Fiber is one of those nutrients that you should eat every day without fail. It is recommended for women to consume a daily 21 to 25 grams of fiber and for men to get between 30 and 38 grams of fiber per day. Fiber not only keeps your digestive tract on track, but research shows it can also have a positive effect on heart health. Best yet, most of the foods you already love have fiber, so simply eating a few more servings a day will deliciously benefit your heart and overall health.
What Foods Have Fiber?
There are so many delicious options for getting your daily recommended dose of fiber that you have no excuse to fall short.
Fruits and vegetables: Every fruit and vegetable has fiber, with some being more fiber-rich than others. A good example of a high-fiber fruit is raspberries, which provide eight grams of fiber per cup. When it comes to veggies, a whole artichoke has about 10 grams of fiber while peas provide about nine grams of fiber per cup
Beans, legumes and nuts: Beans, legumes and nuts are excellent sources of fiber. Lentils and black beans, in particular, have a whopping 15 grams of fiber per cup. Beans and legumes can easily replace animal protein a few meals per week to help you reach your recommended intake of fiber (meats and other animal proteins contain zero fiber). Nuts have about three grams of fiber per ounce, depending on the nut.
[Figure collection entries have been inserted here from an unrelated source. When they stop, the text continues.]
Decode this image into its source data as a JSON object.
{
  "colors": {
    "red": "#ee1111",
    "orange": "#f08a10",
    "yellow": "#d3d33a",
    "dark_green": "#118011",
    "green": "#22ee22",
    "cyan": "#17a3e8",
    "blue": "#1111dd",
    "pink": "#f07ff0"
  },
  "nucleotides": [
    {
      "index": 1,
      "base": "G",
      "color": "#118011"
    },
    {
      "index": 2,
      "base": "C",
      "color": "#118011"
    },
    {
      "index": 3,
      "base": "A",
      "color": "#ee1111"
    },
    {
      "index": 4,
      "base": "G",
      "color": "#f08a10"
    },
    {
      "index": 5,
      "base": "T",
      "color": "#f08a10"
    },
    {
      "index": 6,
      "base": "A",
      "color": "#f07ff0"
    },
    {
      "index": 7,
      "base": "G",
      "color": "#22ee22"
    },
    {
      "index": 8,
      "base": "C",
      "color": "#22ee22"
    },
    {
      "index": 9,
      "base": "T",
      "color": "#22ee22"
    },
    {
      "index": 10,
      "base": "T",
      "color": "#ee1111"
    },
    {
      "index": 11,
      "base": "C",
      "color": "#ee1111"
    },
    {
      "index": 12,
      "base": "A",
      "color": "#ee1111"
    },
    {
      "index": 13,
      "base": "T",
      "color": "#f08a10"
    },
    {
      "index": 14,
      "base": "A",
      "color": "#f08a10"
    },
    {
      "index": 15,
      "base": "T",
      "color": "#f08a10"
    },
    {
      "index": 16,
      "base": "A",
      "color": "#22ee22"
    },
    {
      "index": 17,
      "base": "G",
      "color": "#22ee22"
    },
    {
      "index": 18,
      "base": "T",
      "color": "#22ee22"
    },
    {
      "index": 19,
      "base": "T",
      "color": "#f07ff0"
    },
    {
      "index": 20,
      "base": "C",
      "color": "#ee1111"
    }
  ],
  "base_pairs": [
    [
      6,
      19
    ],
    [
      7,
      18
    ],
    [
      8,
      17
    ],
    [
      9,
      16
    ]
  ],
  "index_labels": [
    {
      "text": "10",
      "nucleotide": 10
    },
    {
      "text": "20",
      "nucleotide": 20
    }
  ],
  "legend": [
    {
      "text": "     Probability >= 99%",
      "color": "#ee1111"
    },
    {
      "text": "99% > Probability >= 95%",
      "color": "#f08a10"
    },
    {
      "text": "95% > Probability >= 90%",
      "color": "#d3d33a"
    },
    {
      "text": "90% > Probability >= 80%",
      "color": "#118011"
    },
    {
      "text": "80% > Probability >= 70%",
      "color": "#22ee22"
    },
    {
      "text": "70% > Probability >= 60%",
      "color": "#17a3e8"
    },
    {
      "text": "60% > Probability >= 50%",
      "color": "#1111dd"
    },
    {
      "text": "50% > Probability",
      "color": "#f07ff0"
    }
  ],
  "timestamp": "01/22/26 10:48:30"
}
Whole grains: Whole grains are a great source of fiber. Whole wheat pasta and barley have about six grams of fiber per cup while bran flakes have about five grams of fiber per cup. Some breakfast cereals even have up to 13 grams of fiber per serving. Oatmeal, popcorn, brown rice, and whole wheat breads can contain anywhere from two to eight grams of fiber per serving. Always read labels on whole grain products and choose the brands that provide the most fiber.
Up your fiber intake
To get your daily recommended amount of fiber per day simply incorporate one piece of fiber-rich food in every meal and snack.
Here are some quick tips to up your daily fiber intake:
- Have a bowl of oatmeal, bran cereal or another high-fiber cereal for breakfast.
- Top hot or cold cereal with fruit and nuts.
- Mix whole wheat pasta and lightly cooked vegetables for lunch or dinner.
- Combine brown rice and black beans for a savory meal.
- Add a side of Brussels sprouts or another high-fiber veggie to dinner.
- Nosh on air-popped popcorn for a late night snack.
- Always choose whole grain bread with at least three grams of fiber per slice.
Even though high-fiber foods are beneficial for health and help you meet your daily fiber needs, keep portion control in mind. Always measure your servings because some of these foods, like nuts, contain a lot of fat and calories and need to be eaten modestly.